Pelvic Inflammatory Disease
What is pelvic inflammatory disease (PID)?
Pelvic inflammatory disease (PID) is an infection of the female reproductive organs (the uterus, fallopian tubes and ovaries). Normally, the cervix (opening to the womb) prevents bacteria in the vagina from spreading up into these organs. However, if the cervix is exposed to a sexually transmitted infection (STI) such as gonorrhea or chlamydia, it becomes infected. This can allow bacteria to travel up into the internal organs, making them inflamed and infected. If this occurs, the woman’s fallopian tubes may be damaged, making it difficult for her to become pregnant.
How do I know if I have PID?
PID causes different symptoms in different women. These may include the following:
- A dull pain and tenderness in the lower abdomen.
- Vaginal discharge that is usually yellow or green and may have an unpleasant smell.
- Irregular menstrual periods, such as extra long periods, spotting or cramps throughout the month.
- Chills, high fever, nausea, diarrhea and vomiting.
- Pain during sex.
- Low back pain.
- Painful urination.
Some women who have PID do not experience these symptoms and do not know they have it.
What should I do if I have symptoms of PID?

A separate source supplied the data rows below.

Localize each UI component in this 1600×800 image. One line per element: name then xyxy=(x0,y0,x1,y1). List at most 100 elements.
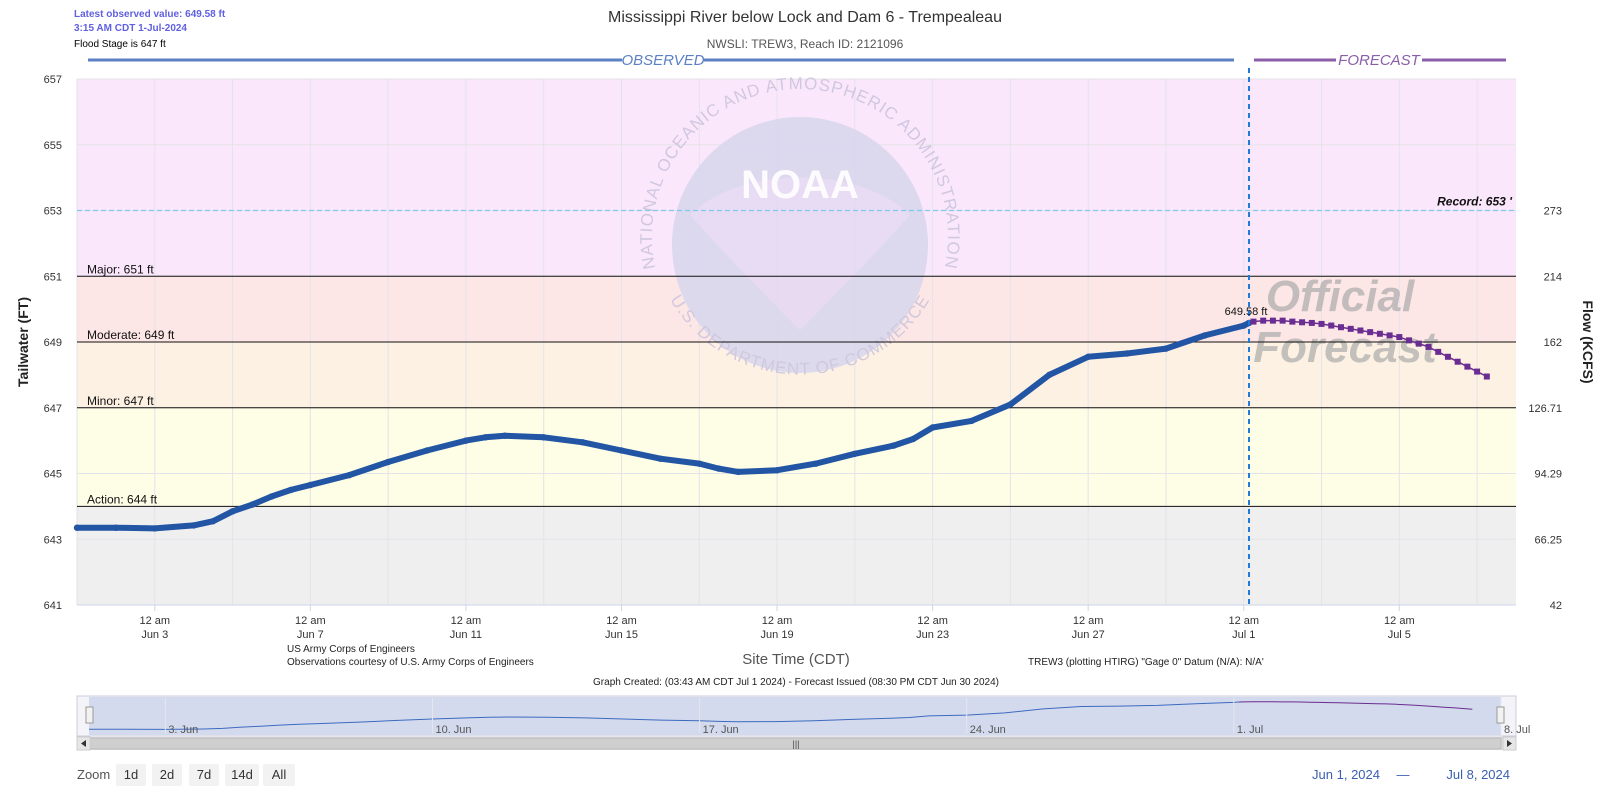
forecast-label: FORECAST xyxy=(1338,52,1422,69)
forecast-point xyxy=(1308,319,1315,326)
zoom-all-label: All xyxy=(272,767,287,782)
observed-point xyxy=(307,481,314,489)
navigator-date-label: 3. Jun xyxy=(168,724,198,736)
range-from-input[interactable]: Jun 1, 2024 xyxy=(1312,767,1380,782)
y2-tick-label: 273 xyxy=(1544,206,1562,218)
x-tick-label-date: Jun 11 xyxy=(450,629,482,641)
x-tick-label-date: Jul 1 xyxy=(1232,629,1255,641)
forecast-point xyxy=(1396,334,1403,341)
observed-point xyxy=(462,437,470,444)
y-tick-label: 645 xyxy=(44,469,62,481)
x-tick-label-date: Jun 3 xyxy=(141,629,168,641)
latest-time-text: 3:15 AM CDT 1-Jul-2024 xyxy=(74,23,187,34)
observed-point xyxy=(1240,322,1247,329)
navigator-date-label: 17. Jun xyxy=(703,724,739,736)
zoom-7d-button[interactable]: 7d xyxy=(189,764,219,786)
zoom-label: Zoom xyxy=(77,767,110,782)
observed-label: OBSERVED xyxy=(621,52,704,69)
forecast-point xyxy=(1337,324,1344,331)
navigator-date-label: 10. Jun xyxy=(435,724,471,736)
threshold-label-minor: Minor: 647 ft xyxy=(87,394,154,408)
zoom-7d-label: 7d xyxy=(197,767,211,782)
observed-point xyxy=(248,501,256,508)
observed-point xyxy=(268,493,275,500)
zone-action xyxy=(77,407,1516,507)
x-tick-label-date: Jul 5 xyxy=(1388,629,1411,641)
y-axis-title: Tailwater (FT) xyxy=(15,297,31,387)
latest-value-text: Latest observed value: 649.58 ft xyxy=(74,9,226,20)
forecast-point xyxy=(1406,337,1413,344)
observed-point xyxy=(112,524,120,531)
zoom-14d-button[interactable]: 14d xyxy=(225,764,259,786)
observed-point xyxy=(287,486,295,494)
navigator-handle-left[interactable] xyxy=(85,706,94,724)
observed-point xyxy=(1084,353,1092,360)
y-tick-label: 655 xyxy=(44,140,62,152)
observed-point xyxy=(734,468,742,476)
forecast-point xyxy=(1444,353,1451,360)
observed-point xyxy=(73,524,81,531)
forecast-point xyxy=(1260,317,1267,324)
zoom-1d-label: 1d xyxy=(124,767,138,782)
official-watermark-line2: Forecast xyxy=(1253,323,1439,372)
x-tick-label-time: 12 am xyxy=(917,615,948,627)
range-to-input[interactable]: Jul 8, 2024 xyxy=(1446,767,1510,782)
threshold-lines: Action: 644 ft Minor: 647 ft Moderate: 649… xyxy=(77,195,1516,507)
observed-point xyxy=(151,525,158,532)
zoom-1d-button[interactable]: 1d xyxy=(116,764,146,786)
x-tick-label-date: Jun 15 xyxy=(605,629,638,641)
navigator-date-label: 24. Jun xyxy=(970,724,1006,736)
navigator-date-label: 8. Jul xyxy=(1504,724,1530,736)
zoom-2d-button[interactable]: 2d xyxy=(152,764,182,786)
zoom-14d-bg xyxy=(225,764,259,786)
range-navigator[interactable]: 3. Jun 10. Jun 17. Jun 24. Jun 1. Jul 8. Jul … xyxy=(76,695,1530,751)
observed-point xyxy=(696,460,703,467)
x-axis: 12 am Jun 3 12 am Jun 7 12 am Jun 11 12 am Jun … xyxy=(139,605,1415,641)
forecast-point xyxy=(1347,325,1354,332)
x-tick-label-time: 12 am xyxy=(606,615,637,627)
threshold-label-action: Action: 644 ft xyxy=(87,492,158,506)
zoom-7d-bg xyxy=(189,764,219,786)
observed-point xyxy=(229,508,236,515)
forecast-point xyxy=(1425,343,1432,350)
navigator-handle-right[interactable] xyxy=(1496,706,1505,724)
forecast-point xyxy=(1250,318,1257,325)
observed-point xyxy=(812,460,820,467)
forecast-point xyxy=(1328,322,1335,329)
y2-tick-label: 66.25 xyxy=(1534,534,1562,546)
forecast-point xyxy=(1318,320,1325,327)
y-tick-label: 643 xyxy=(44,534,62,546)
zoom-14d-label: 14d xyxy=(231,767,253,782)
range-dash: — xyxy=(1397,767,1410,782)
navigator-selection[interactable] xyxy=(89,697,1501,735)
navigator-labels: 3. Jun 10. Jun 17. Jun 24. Jun 1. Jul 8. Jul xyxy=(164,698,1530,736)
record-label: Record: 653 ' xyxy=(1437,195,1513,209)
x-tick-label-time: 12 am xyxy=(295,615,326,627)
x-axis-title: Site Time (CDT) xyxy=(742,651,850,668)
observed-point xyxy=(618,447,625,454)
y2-tick-label: 162 xyxy=(1544,337,1562,349)
forecast-point xyxy=(1357,327,1364,334)
zoom-2d-bg xyxy=(152,764,182,786)
forecast-point xyxy=(1435,348,1442,355)
zoom-all-button[interactable]: All xyxy=(263,764,295,786)
forecast-point xyxy=(1454,358,1461,365)
y-tick-label: 647 xyxy=(44,403,62,415)
forecast-point xyxy=(1376,330,1383,337)
datum-note: TREW3 (plotting HTIRG) "Gage 0" Datum (N… xyxy=(1028,657,1264,668)
forecast-point xyxy=(1279,317,1286,324)
noaa-wordmark: NOAA xyxy=(741,163,859,207)
zoom-all-bg xyxy=(263,764,295,786)
x-tick-label-time: 12 am xyxy=(1073,615,1104,627)
observed-point xyxy=(890,442,897,449)
y2-tick-label: 42 xyxy=(1550,600,1562,612)
x-tick-label-time: 12 am xyxy=(762,615,793,627)
arrow-right-icon xyxy=(1507,740,1512,747)
data-series xyxy=(73,317,1490,532)
x-tick-label-time: 12 am xyxy=(139,615,170,627)
observed-point xyxy=(1201,332,1209,339)
graph-created-text: Graph Created: (03:43 AM CDT Jul 1 2024)… xyxy=(593,677,999,688)
observed-point xyxy=(657,455,664,462)
x-tick-label-date: Jun 27 xyxy=(1072,629,1105,641)
observed-point xyxy=(851,450,859,457)
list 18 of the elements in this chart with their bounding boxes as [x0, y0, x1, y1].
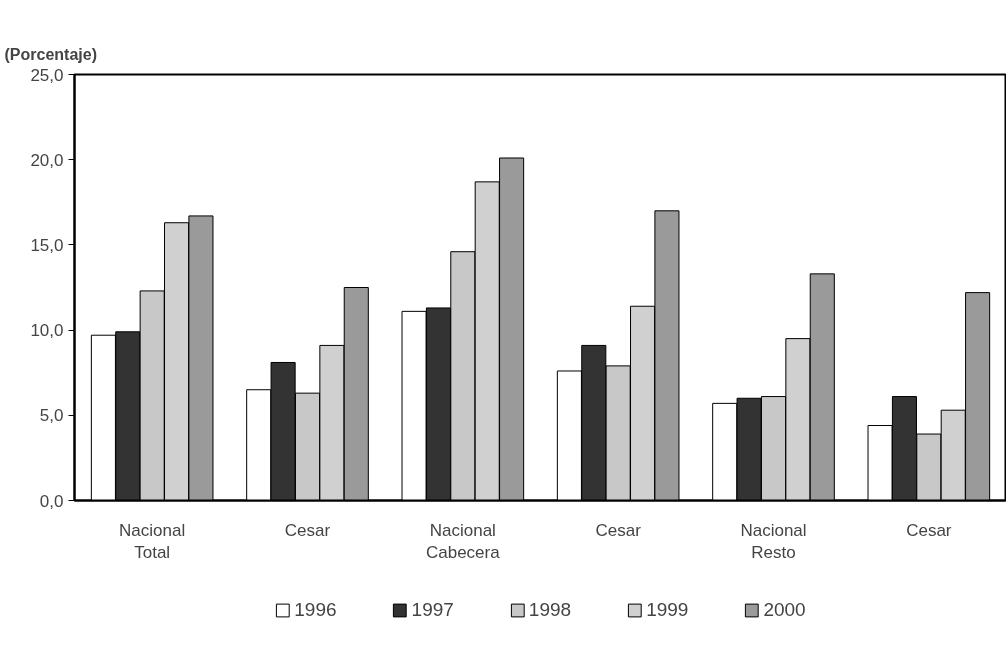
y-tick-label: 10,0 [30, 321, 64, 341]
legend-label: 1999 [646, 599, 689, 621]
x-tick-label: Cesar [595, 520, 642, 540]
legend-label: 1997 [411, 599, 454, 621]
legend-label: 1996 [294, 599, 337, 621]
x-tick-label: Cesar [906, 520, 952, 540]
x-tick-label: Nacional Cabecera [425, 520, 501, 563]
y-tick-label: 0,0 [39, 491, 64, 511]
x-tick-label: Cesar [284, 520, 331, 540]
y-tick-label: 25,0 [30, 65, 64, 85]
y-tick-label: 20,0 [30, 150, 64, 170]
y-tick-label: 15,0 [30, 235, 64, 255]
y-tick-label: 5,0 [39, 406, 64, 426]
x-tick-label: Nacional Resto [740, 520, 807, 563]
x-tick-label: Nacional Total [119, 520, 186, 563]
legend-label: 2000 [763, 599, 806, 621]
y-axis-title: (Porcentaje) [4, 45, 97, 63]
legend-label: 1998 [528, 599, 572, 621]
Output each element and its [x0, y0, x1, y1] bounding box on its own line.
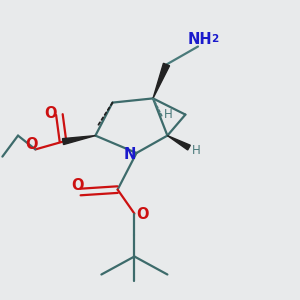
Text: O: O: [26, 137, 38, 152]
Polygon shape: [62, 136, 95, 145]
Text: N: N: [124, 147, 136, 162]
Text: 2: 2: [211, 34, 218, 44]
Text: H: H: [192, 143, 201, 157]
Polygon shape: [167, 136, 190, 150]
Text: O: O: [136, 207, 149, 222]
Text: O: O: [44, 106, 57, 121]
Text: H: H: [164, 108, 173, 121]
Text: NH: NH: [187, 32, 212, 46]
Polygon shape: [153, 63, 169, 98]
Text: O: O: [72, 178, 84, 194]
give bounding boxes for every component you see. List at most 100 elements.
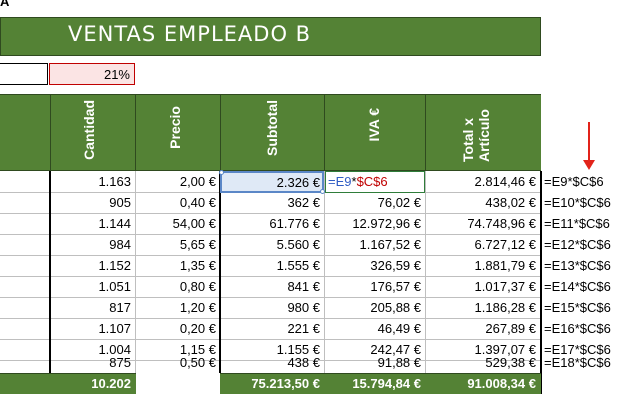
cell-iva[interactable]: 326,59 € (370, 258, 421, 273)
cell-precio[interactable]: 0,40 € (179, 195, 216, 210)
iva-percentage-cell[interactable]: 21% (49, 63, 135, 85)
cell-precio[interactable]: 1,35 € (179, 258, 216, 273)
totals-band-left (0, 373, 136, 394)
header-divider (135, 94, 136, 171)
editing-formula[interactable]: =E9*$C$6 (328, 171, 388, 192)
formula-ref-e9: =E9 (328, 174, 352, 189)
header-divider (220, 94, 221, 171)
table-header (0, 94, 541, 171)
formula-text: =E18*$C$6 (544, 355, 611, 370)
cell-precio[interactable]: 0,20 € (179, 321, 216, 336)
row-divider (0, 276, 541, 277)
cell-cantidad[interactable]: 817 (109, 300, 131, 315)
total-iva[interactable]: 15.794,84 € (352, 376, 421, 391)
cell-iva[interactable]: 242,47 € (370, 342, 421, 357)
formula-operator: * (351, 174, 357, 189)
down-arrow-head-icon (583, 160, 595, 170)
cell-cantidad[interactable]: 1.004 (98, 342, 131, 357)
cell-cantidad[interactable]: 1.051 (98, 279, 131, 294)
selected-cell-e9[interactable] (220, 171, 324, 193)
row-divider (0, 213, 541, 214)
cell-subtotal[interactable]: 980 € (287, 300, 320, 315)
cell-cantidad[interactable]: 905 (109, 195, 131, 210)
formula-text: =E9*$C$6 (544, 174, 604, 189)
total-cantidad[interactable]: 10.202 (91, 376, 131, 391)
cell-subtotal[interactable]: 2.326 € (276, 175, 320, 190)
cell-precio[interactable]: 5,65 € (179, 237, 216, 252)
cell-precio[interactable]: 2,00 € (179, 174, 216, 189)
column-border (540, 171, 542, 394)
cell-precio[interactable]: 0,50 € (179, 355, 216, 370)
row-divider (0, 318, 541, 319)
cell-subtotal[interactable]: 841 € (287, 279, 320, 294)
total-articulo[interactable]: 91.008,34 € (467, 376, 536, 391)
cell-subtotal[interactable]: 61.776 € (269, 216, 320, 231)
cell-total[interactable]: 1.186,28 € (474, 300, 536, 315)
cell-cantidad[interactable]: 984 (109, 237, 131, 252)
totals-band-right (220, 373, 541, 394)
cell-precio[interactable]: 54,00 € (172, 216, 216, 231)
cell-iva[interactable]: 176,57 € (370, 279, 421, 294)
cell-iva[interactable]: 76,02 € (377, 195, 421, 210)
column-border (324, 171, 325, 373)
cell-subtotal[interactable]: 5.560 € (276, 237, 320, 252)
column-border (219, 171, 221, 373)
header-divider (324, 94, 325, 171)
cell-cantidad[interactable]: 1.163 (98, 174, 131, 189)
header-cantidad[interactable]: Cantidad (81, 100, 97, 160)
formula-text: =E11*$C$6 (544, 216, 610, 231)
cell-total[interactable]: 1.397,07 € (474, 342, 536, 357)
cell-subtotal[interactable]: 1.155 € (276, 342, 320, 357)
cell-cantidad[interactable]: 1.144 (98, 216, 131, 231)
cell-total[interactable]: 2.814,46 € (474, 174, 536, 189)
row-divider (0, 297, 541, 298)
header-iva[interactable]: IVA € (366, 108, 382, 142)
header-precio[interactable]: Precio (167, 106, 183, 149)
row-divider (0, 339, 541, 340)
cell-cantidad[interactable]: 1.152 (98, 258, 131, 273)
header-subtotal[interactable]: Subtotal (264, 100, 280, 156)
cell-precio[interactable]: 1,20 € (179, 300, 216, 315)
cell-total[interactable]: 6.727,12 € (474, 237, 536, 252)
cell-total[interactable]: 267,89 € (485, 321, 536, 336)
header-divider (425, 94, 426, 171)
header-total[interactable]: Total x Artículo (460, 109, 492, 162)
column-border (49, 171, 51, 394)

Women who have these symptoms or who think they have been exposed to an STI should see their doctor right away. Your doctor can only diagnose PID by doing a pelvic exam, swabbing the area and having the sample tested. The sooner you see your doctor, the better. Waiting can allow the infection to spread and cause more pain and damage.
How does a woman get PID?
There are several ways women can get PID. The most common way is by having sex with a person who has gonorrhea or chlamydia. These diseases are carried in the semen and other body fluids of infected people. During sexual contact, the germs spread to the woman’s cervix. The germs can also infect the glands at the opening of the vagina, the urethra (passageway for urine) or the anus.
Sometimes women get PID without being exposed to gonorrhea or chlamydia. In these cases, doctors aren’t sure why the bacteria in the vagina spread into the uterus and fallopian tubes, causing PID.
Rarely, PID can also occur if bacteria infect your internal organs as a result of giving birth, or having a miscarriage, an abortion or a procedure to take a sample from the inside of the womb for laboratory testing. Sometimes PID can occur after the cervix is treated because of an abnormal Pap smear or after the insertion of an intrauterine device (IUD). However, this is not common.
What are the risk factors for PID?
The same things that put you at risk for STIs also put you at risk for PID. Risk factors for PID include:
- Being a sexually active woman younger than 25 years of age.
- Having multiple sexual partners.
- Having unsafe sexual habits.
- Douching regularly (which can flush the bacteria up into your genital tract).
How do I practice safe sex?
Avoid sexual contact with people who are at risk of infection. If you decide to have sex, first ask your partner if he or she has any risks for infection. Both men and women can carry STIs and not have any symptoms, which is why regular screening for STIs is important. A male partner should always wear a condom during sexual activity. Even though the condom will not prevent 100% of STIs, it will greatly reduce your chances of getting infected.
Remember, only a condom can provide some protection against STIs. Other forms of birth control don’t provide this protection.